From the Vault: “This is Baltimore” by Robert Kniesche
Gargoyles, bay windows, columns — links to the past are engraved in Baltimore’s architecture. Longtime Sun photographer Robert Kniesche was fascinated by such designs and documented them in a series called “This is Baltimore,” which ran in The Sun on Thursdays throughout the 1960s.
In 1970, he published a photo essay about the classical architecture of Official Baltimore’s Downtown buildings like City Hall. “Photographer Robert Kniesche is fascinated by the architectural detail of many of the old buildings in downtown Baltimore,” the accompanying article said.
Jul 07, 2016 @ 22:05:31
Yes Bob Kniesche was a great photographer. How about George, H. Cook’s photos. For example the racial riots in
Cambridge back in the 60’s… His photos of the Preakness….Hurricane coverage in ocean city n so. many more.
He had many prize winning photos.
Jul 06, 2016 @ 15:52:57
The ninth image showing the pediment at City Hall was originally designed to include a relief sculpture similar in style to the one shown on the pediment of St. Mary’s Seminary on the 10th image.

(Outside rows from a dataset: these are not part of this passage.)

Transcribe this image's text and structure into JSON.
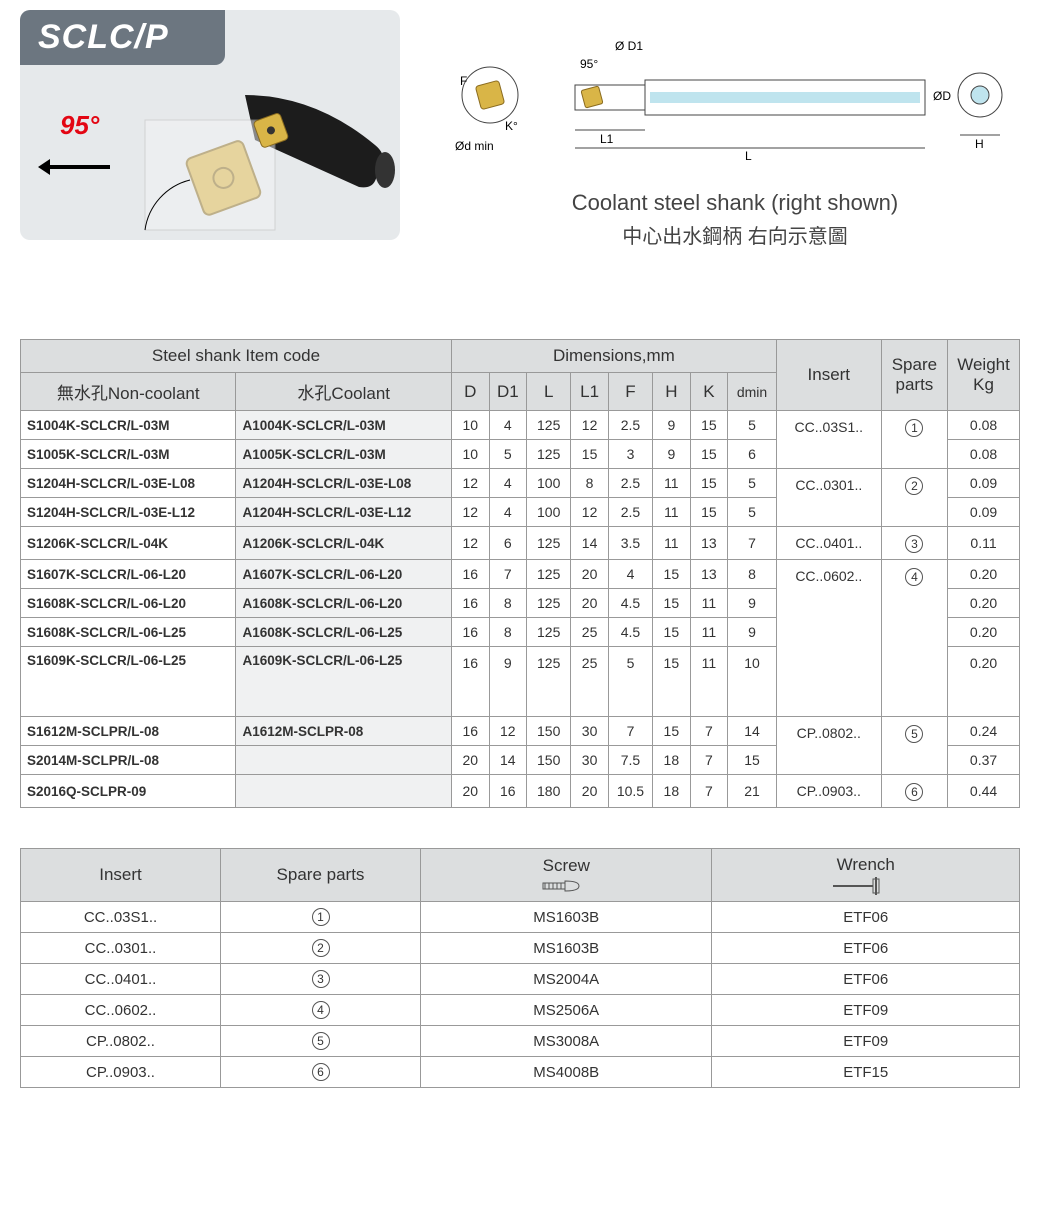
{
  "header": {
    "title": "SCLC/P",
    "angle_label": "95°",
    "diagram_labels": {
      "d_min": "Ød min",
      "D1": "Ø D1",
      "F": "F",
      "K": "K°",
      "angle": "95°",
      "L1": "L1",
      "L": "L",
      "D": "ØD",
      "H": "H"
    },
    "caption_en": "Coolant steel shank (right shown)",
    "caption_cn": "中心出水鋼柄 右向示意圖"
  },
  "main_table": {
    "group_headers": {
      "item_code": "Steel shank Item code",
      "dimensions": "Dimensions,mm",
      "insert": "Insert",
      "spare": "Spare parts",
      "weight": "Weight Kg"
    },
    "sub_headers": {
      "noncoolant": "無水孔Non-coolant",
      "coolant": "水孔Coolant",
      "D": "D",
      "D1": "D1",
      "L": "L",
      "L1": "L1",
      "F": "F",
      "H": "H",
      "K": "K",
      "dmin": "dmin"
    },
    "rows": [
      {
        "nc": "S1004K-SCLCR/L-03M",
        "c": "A1004K-SCLCR/L-03M",
        "D": "10",
        "D1": "4",
        "L": "125",
        "L1": "12",
        "F": "2.5",
        "H": "9",
        "K": "15",
        "dmin": "5",
        "insert": "CC..03S1..",
        "spare": "1",
        "w": "0.08"
      },
      {
        "nc": "S1005K-SCLCR/L-03M",
        "c": "A1005K-SCLCR/L-03M",
        "D": "10",
        "D1": "5",
        "L": "125",
        "L1": "15",
        "F": "3",
        "H": "9",
        "K": "15",
        "dmin": "6",
        "insert": "",
        "spare": "",
        "w": "0.08"
      },
      {
        "nc": "S1204H-SCLCR/L-03E-L08",
        "c": "A1204H-SCLCR/L-03E-L08",
        "D": "12",
        "D1": "4",
        "L": "100",
        "L1": "8",
        "F": "2.5",
        "H": "11",
        "K": "15",
        "dmin": "5",
        "insert": "CC..0301..",
        "spare": "2",
        "w": "0.09"
      },
      {
        "nc": "S1204H-SCLCR/L-03E-L12",
        "c": "A1204H-SCLCR/L-03E-L12",
        "D": "12",
        "D1": "4",
        "L": "100",
        "L1": "12",
        "F": "2.5",
        "H": "11",
        "K": "15",
        "dmin": "5",
        "insert": "",
        "spare": "",
        "w": "0.09"
      },
      {
        "nc": "S1206K-SCLCR/L-04K",
        "c": "A1206K-SCLCR/L-04K",
        "D": "12",
        "D1": "6",
        "L": "125",
        "L1": "14",
        "F": "3.5",
        "H": "11",
        "K": "13",
        "dmin": "7",
        "insert": "CC..0401..",
        "spare": "3",
        "w": "0.11"
      },
      {
        "nc": "S1607K-SCLCR/L-06-L20",
        "c": "A1607K-SCLCR/L-06-L20",
        "D": "16",
        "D1": "7",
        "L": "125",
        "L1": "20",
        "F": "4",
        "H": "15",
        "K": "13",
        "dmin": "8",
        "insert": "CC..0602..",
        "spare": "4",
        "w": "0.20"
      },
      {
        "nc": "S1608K-SCLCR/L-06-L20",
        "c": "A1608K-SCLCR/L-06-L20",
        "D": "16",
        "D1": "8",
        "L": "125",
        "L1": "20",
        "F": "4.5",
        "H": "15",
        "K": "11",
        "dmin": "9",
        "insert": "",
        "spare": "",
        "w": "0.20"
      },
      {
        "nc": "S1608K-SCLCR/L-06-L25",
        "c": "A1608K-SCLCR/L-06-L25",
        "D": "16",
        "D1": "8",
        "L": "125",
        "L1": "25",
        "F": "4.5",
        "H": "15",
        "K": "11",
        "dmin": "9",
        "insert": "",
        "spare": "",
        "w": "0.20"
      },
      {
        "nc": "S1609K-SCLCR/L-06-L25",
        "c": "A1609K-SCLCR/L-06-L25",
        "D": "16",
        "D1": "9",
        "L": "125",
        "L1": "25",
        "F": "5",
        "H": "15",
        "K": "11",
        "dmin": "10",
        "insert": "",
        "spare": "",
        "w": "0.20",
        "tall": true
      },
      {
        "nc": "S1612M-SCLPR/L-08",
        "c": "A1612M-SCLPR-08",
        "D": "16",
        "D1": "12",
        "L": "150",
        "L1": "30",
        "F": "7",
        "H": "15",
        "K": "7",
        "dmin": "14",
        "insert": "CP..0802..",
        "spare": "5",
        "w": "0.24"
      },
      {
        "nc": "S2014M-SCLPR/L-08",
        "c": "",
        "D": "20",
        "D1": "14",
        "L": "150",
        "L1": "30",
        "F": "7.5",
        "H": "18",
        "K": "7",
        "dmin": "15",
        "insert": "",
        "spare": "",
        "w": "0.37"
      },
      {
        "nc": "S2016Q-SCLPR-09",
        "c": "",
        "D": "20",
        "D1": "16",
        "L": "180",
        "L1": "20",
        "F": "10.5",
        "H": "18",
        "K": "7",
        "dmin": "21",
        "insert": "CP..0903..",
        "spare": "6",
        "w": "0.44"
      }
    ],
    "insert_spans": [
      2,
      2,
      1,
      4,
      2,
      1
    ],
    "spare_spans": [
      2,
      2,
      1,
      4,
      2,
      1
    ]
  },
  "parts_table": {
    "headers": {
      "insert": "Insert",
      "spare": "Spare parts",
      "screw": "Screw",
      "wrench": "Wrench"
    },
    "rows": [
      {
        "insert": "CC..03S1..",
        "spare": "1",
        "screw": "MS1603B",
        "wrench": "ETF06"
      },
      {
        "insert": "CC..0301..",
        "spare": "2",
        "screw": "MS1603B",
        "wrench": "ETF06"
      },
      {
        "insert": "CC..0401..",
        "spare": "3",
        "screw": "MS2004A",
        "wrench": "ETF06"
      },
      {
        "insert": "CC..0602..",
        "spare": "4",
        "screw": "MS2506A",
        "wrench": "ETF09"
      },
      {
        "insert": "CP..0802..",
        "spare": "5",
        "screw": "MS3008A",
        "wrench": "ETF09"
      },
      {
        "insert": "CP..0903..",
        "spare": "6",
        "screw": "MS4008B",
        "wrench": "ETF15"
      }
    ]
  },
  "colors": {
    "band": "#6c7680",
    "header_bg": "#dcdedf",
    "grey_cell": "#f0f1f2",
    "red": "#e30613",
    "gold": "#d9b547",
    "steel": "#2a2a2a",
    "coolant": "#bfe4ee"
  }
}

Here is an image showing the proposed design:
Jul 06, 2016 @ 15:48:54
The seventh image, graveyard cemetery, is now the Westminster Hall and Burying Grounds or historically the Old Western Burial Grounds where Poe is buried.
Jul 06, 2016 @ 15:46:12
The sixth image of the horses at the War Memorial building incorrectly calls them “winged horses.” They are more appropriately called Aquatic War Horses. The wings are from an osprey or eagle which are located between the front legs of each horse.
Jul 06, 2016 @ 15:35:15
The third image with no caption is the B&O Building at Charles Street and Baltimore Street.
Jul 06, 2016 @ 15:34:14
The second image with the caption:
May 27, 1965 – THIS IS BALTIMORE — Bay windows in the morning light. A type of architecture that has all but disappeared from the Baltimore scene. Photo by Robert F. Kniesche
is the Rochambeau Apartments that stood at Charles and Franklin streets before it was demolished by the Archdiocese.